Remarquons particulièrement les paroles suivantes: «Comme il est écrit dans la loi de l’Éternel». Voilà quelle était l’autorité d’Ézéchias, le fondement sûr et ferme de toute sa conduite. Il est vrai que l’unité visible de la nation avait pris fin, et que l’état des choses, lorsqu’il commença son œuvre, était des plus décourageants; mais la parole de l’Éternel, dans son application, était aussi vraie, aussi positive et aussi directe, aux jours d’Ézéchias, qu’aux jours de David ou de Josué. Ézéchias sentait, avec raison, que Deut. 18:1-8, s’appliquait à son temps et à sa conscience et que soit lui, soit le peuple, étaient responsables d’agir en conséquence, selon leur pouvoir. Les sacrificateurs et les Lévites devaient-ils souffrir de la faim, parce que l’unité nationale d’Israël avait cessé? Non, assurément. Ils subsistaient ou tombaient avec la Parole, le culte et l’œuvre de Dieu. Les circonstances pouvaient changer, et l’Israélite se trouver dans une position où il ne lui serait pas possible d’observer tous les détails des cérémonies lévitiques, mais jamais il ne pouvait se trouver dans des circonstances où il ne pût avoir l’immense privilège d’exprimer largement le dévouement de son cœur au service, à l’autel et à la loi de l’Éternel.

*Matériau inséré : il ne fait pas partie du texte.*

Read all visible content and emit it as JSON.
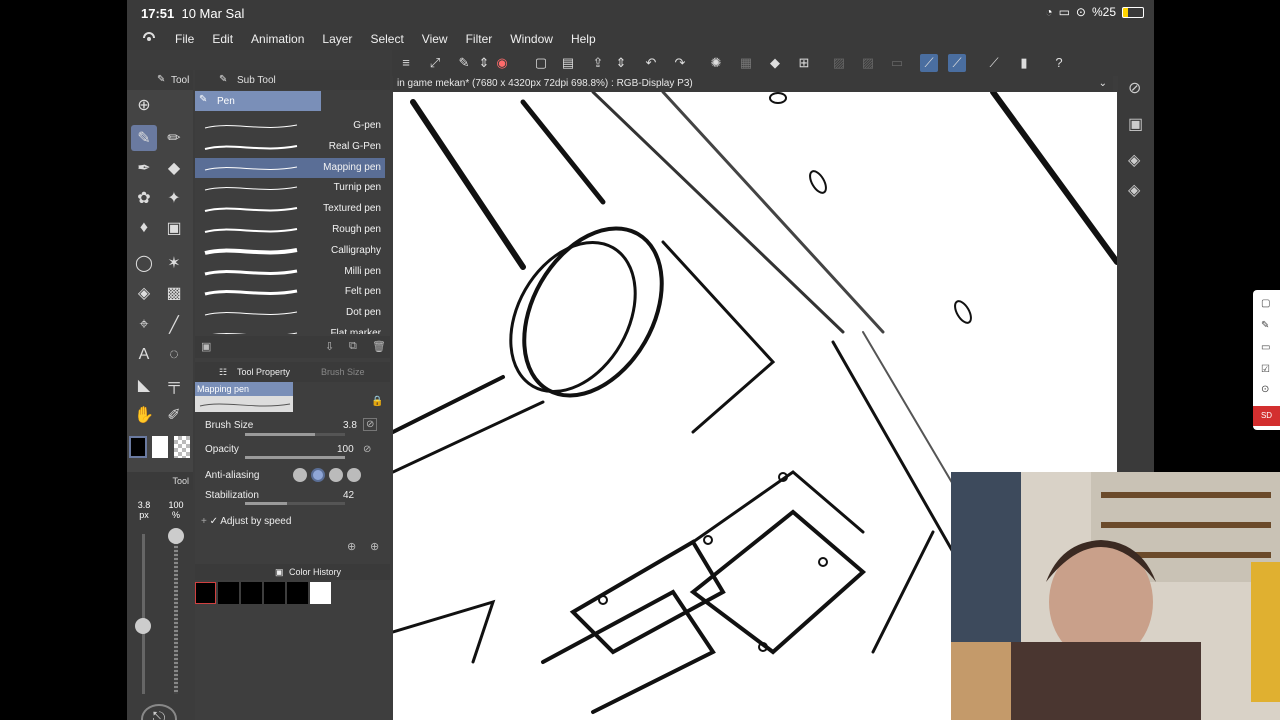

Nous voyons donc constamment dans l’histoire d’Israël, que lorsque les choses allaient bien, il était abondamment pourvu à ce qui regardait le culte de l’Éternel, son service et ses serviteurs. Mais, au contraire, lorsque l’état moral baissait, que les cœurs se refroidissaient, que l’égoïsme prenait le dessus, alors tous ces grands objets étaient traités avec une froide indifférence. Voyez, par exemple, le chapitre 13 de Néhémie. Quand ce fidèle serviteur retourna à Jérusalem, après une absence de quelques jours, il vit avec un profond chagrin que, dans ce temps si court, bien des choses avaient mal été, et que, entre autres, les pauvres Lévites avaient été laissés sans nourriture. «Et j’appris que les portions des lévites ne leur avaient pas été données, et que les lévites et les chantres qui faisaient le service avaient fui chacun à son champ» (vers. 10). Il n’y avait pas de «monceaux» de prémices dans ces tristes jours, et ce n’était pas selon la loi de Dieu, ni selon son cœur, que des hommes dussent travailler et chanter sans avoir rien à manger. C’était un opprobre pour le peuple que les serviteurs de l’Éternel fussent obligés, par leur négligence, d’abandonner son culte et son service afin de ne pas mourir de faim.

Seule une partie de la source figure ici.